OBJECTIVE: To investigate the effects of ampelopsin on B16 melanoma's invasion and metastasis in vivo and in vitro. METHOD: B16 mouse melanoma cells were injected into C57BL/6 mouse via tail lateral vein, which subsequently colonized into the animal lungs to form an experimental pulmonary metastasis of tumor cell. The ampelopsin was administered at 3 dosages by intraperitoneal injection daily for 18 days from the day before the cells injection. The B16 mouse melanoma cells were exposed to ampelopsin for 3 days. The effects of ampelopsin on invasion, migration and adhesion of B16 melanoma cells were evaluated with Transwell chambers or attachment with polycarbonate filters and reconstituted basement membrane (Matrigel). RESULT: The number of metastases in the animals that were given ampelopsin 150, 200, and 250 mg x kg(-1) x d(-1) was significantly reduced as compared to the vehicle control (P<0.05), and the inhibition rates were 30.97%, 40.58%, and 61.16%, respectively. The ability of the ampelopsin treated B16 cells to invade the reconstituted basement membrane was decreased significantly (P<0.01), and the inhibition rates were 36.06%, 59.58%, and 79.09% at 20 micromol x L(-1), 40 micromol x L(-1) and 80 micromol x L(-1) concentration, respectively.

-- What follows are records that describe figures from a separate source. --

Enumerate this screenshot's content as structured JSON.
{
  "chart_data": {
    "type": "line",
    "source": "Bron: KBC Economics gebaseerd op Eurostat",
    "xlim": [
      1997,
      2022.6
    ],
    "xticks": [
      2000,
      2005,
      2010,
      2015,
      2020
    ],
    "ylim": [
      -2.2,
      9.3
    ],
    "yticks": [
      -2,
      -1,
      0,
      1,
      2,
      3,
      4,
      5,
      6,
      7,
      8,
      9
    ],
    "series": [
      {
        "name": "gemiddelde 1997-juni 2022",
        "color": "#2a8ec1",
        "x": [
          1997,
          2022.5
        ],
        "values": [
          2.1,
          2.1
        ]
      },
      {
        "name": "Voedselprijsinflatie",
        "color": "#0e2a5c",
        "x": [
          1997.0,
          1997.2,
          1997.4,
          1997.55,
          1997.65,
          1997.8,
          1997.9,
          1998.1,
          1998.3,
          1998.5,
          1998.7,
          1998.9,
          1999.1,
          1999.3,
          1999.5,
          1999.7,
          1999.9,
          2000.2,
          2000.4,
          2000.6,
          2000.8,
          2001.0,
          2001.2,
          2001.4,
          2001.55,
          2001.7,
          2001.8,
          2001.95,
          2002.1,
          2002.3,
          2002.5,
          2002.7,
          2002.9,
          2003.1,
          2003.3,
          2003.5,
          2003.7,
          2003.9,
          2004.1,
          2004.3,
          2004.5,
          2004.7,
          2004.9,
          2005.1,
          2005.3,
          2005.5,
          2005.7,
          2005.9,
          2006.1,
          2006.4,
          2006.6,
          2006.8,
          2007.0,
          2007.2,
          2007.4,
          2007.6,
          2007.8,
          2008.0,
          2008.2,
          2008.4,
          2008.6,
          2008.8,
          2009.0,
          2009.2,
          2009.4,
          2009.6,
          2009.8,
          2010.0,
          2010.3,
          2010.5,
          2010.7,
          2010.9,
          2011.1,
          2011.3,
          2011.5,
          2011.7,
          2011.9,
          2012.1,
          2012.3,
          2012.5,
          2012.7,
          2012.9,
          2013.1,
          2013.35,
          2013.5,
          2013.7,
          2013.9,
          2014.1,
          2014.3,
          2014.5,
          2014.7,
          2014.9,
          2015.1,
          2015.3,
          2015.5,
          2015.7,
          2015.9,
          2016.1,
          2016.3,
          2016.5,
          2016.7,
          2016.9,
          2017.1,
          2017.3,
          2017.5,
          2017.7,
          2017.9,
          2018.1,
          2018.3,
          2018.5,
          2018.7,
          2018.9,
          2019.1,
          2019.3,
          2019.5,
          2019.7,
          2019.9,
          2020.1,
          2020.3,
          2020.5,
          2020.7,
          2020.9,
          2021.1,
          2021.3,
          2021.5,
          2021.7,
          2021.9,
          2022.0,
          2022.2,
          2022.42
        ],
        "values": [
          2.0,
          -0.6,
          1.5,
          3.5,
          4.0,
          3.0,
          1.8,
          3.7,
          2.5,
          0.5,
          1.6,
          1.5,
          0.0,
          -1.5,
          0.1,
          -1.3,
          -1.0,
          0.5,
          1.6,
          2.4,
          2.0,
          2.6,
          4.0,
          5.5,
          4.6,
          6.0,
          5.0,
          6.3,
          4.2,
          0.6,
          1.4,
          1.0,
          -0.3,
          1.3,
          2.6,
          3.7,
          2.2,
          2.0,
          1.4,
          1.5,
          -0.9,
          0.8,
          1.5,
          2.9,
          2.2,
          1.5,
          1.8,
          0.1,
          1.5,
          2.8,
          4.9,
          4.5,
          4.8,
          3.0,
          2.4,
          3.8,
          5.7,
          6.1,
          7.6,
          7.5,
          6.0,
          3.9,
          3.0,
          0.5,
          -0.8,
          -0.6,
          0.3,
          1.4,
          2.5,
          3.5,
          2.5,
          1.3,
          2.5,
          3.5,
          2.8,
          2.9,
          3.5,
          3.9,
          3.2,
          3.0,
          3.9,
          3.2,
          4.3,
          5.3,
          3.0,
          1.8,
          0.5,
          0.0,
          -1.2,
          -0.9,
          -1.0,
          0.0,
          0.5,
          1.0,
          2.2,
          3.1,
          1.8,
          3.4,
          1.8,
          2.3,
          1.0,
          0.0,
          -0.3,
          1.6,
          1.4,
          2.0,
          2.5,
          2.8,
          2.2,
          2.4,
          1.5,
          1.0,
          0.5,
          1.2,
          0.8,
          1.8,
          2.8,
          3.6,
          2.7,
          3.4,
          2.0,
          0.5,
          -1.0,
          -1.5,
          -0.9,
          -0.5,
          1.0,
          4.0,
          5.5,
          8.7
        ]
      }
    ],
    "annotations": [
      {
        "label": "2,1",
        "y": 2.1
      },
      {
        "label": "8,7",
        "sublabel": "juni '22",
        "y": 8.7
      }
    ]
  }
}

Ampelopsin could also inhibit B16 cells migration through PVPF in the Transwell chambers, and the inhibition rates were 51.59%, 56.51%, and 66.75% at 20 micromol x L(-1), 40 micromol x L(-1) and 80 micromol x L(-1), respectively (P<0.01). The ability of adhesion of the B16 cells by ampelopsin treated cells on fibronectin, laminin, or Matrigel was decreased significantly. CONCLUSION: Ampelopsin has anti-invasive and anti-metastatic effects on B16 melanoma.